So, how can use the spreadsheet do compare two different battery voltages with the same motor load?

I assume I change the UBattery average cell, until cell C20 is closed to zero (like the text says).  When I do that, PMotor is higher.  So, something else needs to be tweaked to get that.

Or did you do that already and I missed an associated conclusion about whether battery current is (roughly) inversely proportional to battery voltage if motor load is held constant?

The sheet uses the kv ( motor constant for U back_emf = kv * rotations) by calculating U back_emf = Ubattery max / v max no load speed * v.

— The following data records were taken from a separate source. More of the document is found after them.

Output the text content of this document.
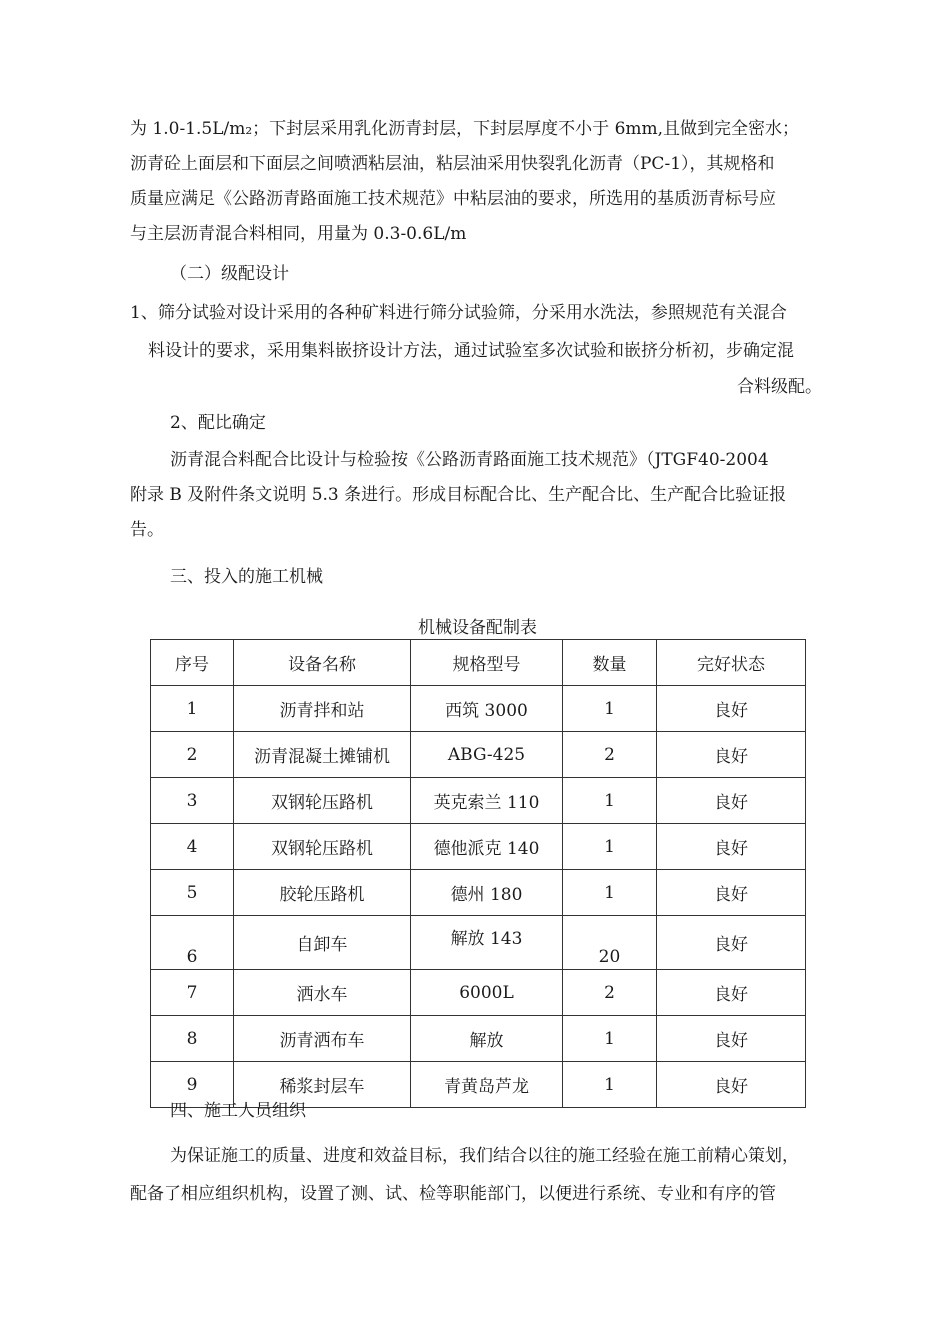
为 1.0-1.5L/m₂；下封层采用乳化沥青封层，下封层厚度不小于 6mm,且做到完全密水；
沥青砼上面层和下面层之间喷洒粘层油，粘层油采用快裂乳化沥青（PC-1），其规格和
质量应满足《公路沥青路面施工技术规范》中粘层油的要求，所选用的基质沥青标号应
与主层沥青混合料相同，用量为 0.3-0.6L/m
（二）级配设计
1、筛分试验对设计采用的各种矿料进行筛分试验筛，分采用水洗法，参照规范有关混合
料设计的要求，采用集料嵌挤设计方法，通过试验室多次试验和嵌挤分析初，步确定混
合料级配。
2、配比确定
沥青混合料配合比设计与检验按《公路沥青路面施工技术规范》（JTGF40-2004
附录 B 及附件条文说明 5.3 条进行。形成目标配合比、生产配合比、生产配合比验证报
告。
三、投入的施工机械
机械设备配制表
序号	设备名称	规格型号	数量	完好状态
1	沥青拌和站	西筑 3000	1	良好
2	沥青混凝土摊铺机	ABG-425	2	良好
3	双钢轮压路机	英克索兰 110	1	良好
4	双钢轮压路机	德他派克 140	1	良好
5	胶轮压路机	德州 180	1	良好
6	自卸车	解放 143	20	良好
7	洒水车	6000L	2	良好
8	沥青洒布车	解放	1	良好
9	稀浆封层车	青黄岛芦龙	1	良好
四、施工人员组织
为保证施工的质量、进度和效益目标，我们结合以往的施工经验在施工前精心策划，
配备了相应组织机构，设置了测、试、检等职能部门，以便进行系统、专业和有序的管
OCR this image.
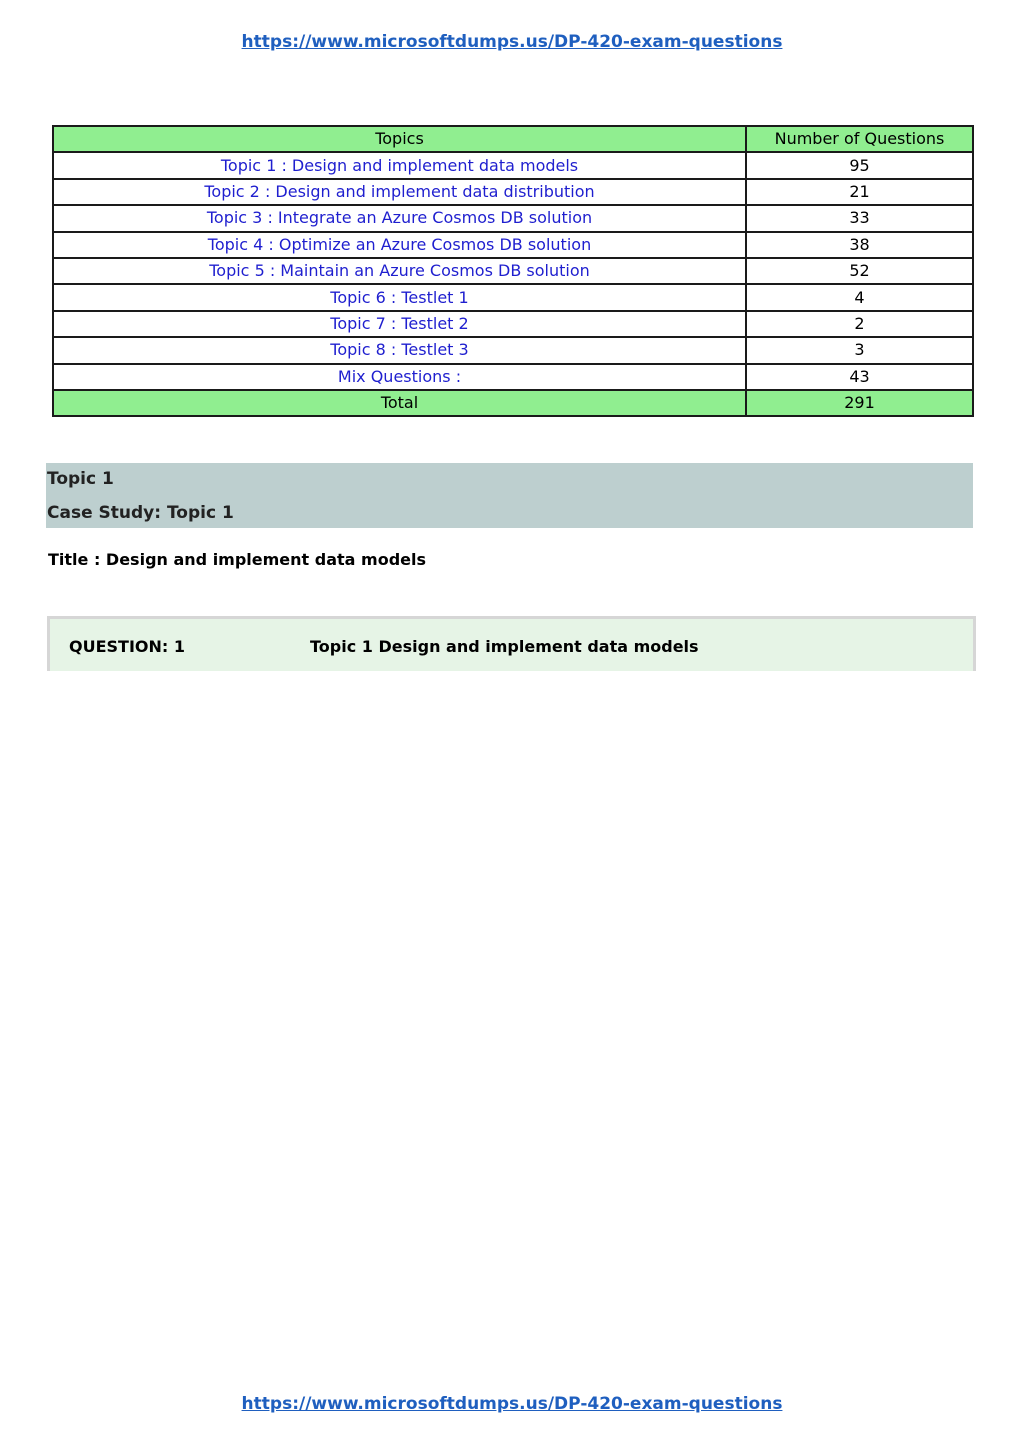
https://www.microsoftdumps.us/DP-420-exam-questions
Topics	Number of Questions
Topic 1 : Design and implement data models	95
Topic 2 : Design and implement data distribution	21
Topic 3 : Integrate an Azure Cosmos DB solution	33
Topic 4 : Optimize an Azure Cosmos DB solution	38
Topic 5 : Maintain an Azure Cosmos DB solution	52
Topic 6 : Testlet 1	4
Topic 7 : Testlet 2	2
Topic 8 : Testlet 3	3
Mix Questions :	43
Total	291
Topic 1
Case Study: Topic 1
Title : Design and implement data models
QUESTION: 1	Topic 1 Design and implement data models
https://www.microsoftdumps.us/DP-420-exam-questions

And by this changing U battery max in the sheet changes the whole motor characteristic (kv) ;(

I changed here the sheet by inserting a seperate U battery max (cell B 10), so that U back emf (kv) gets calculated from this, and the U battery max in call b 13 can be changed as one whishes: https://drive.google.com/open?id=0B6-Hr1aVKjLLU0ZpbVV4TGhsRmM

ps.: don't forget to use excels "iteration" on cell c 21 (should get 0) by changing cell b22 after each change...

pps.: I'm not really sure if you intented your topic to go in this direction - if you feel that i captured this thread to somewhere else, i can split it to somewhere new...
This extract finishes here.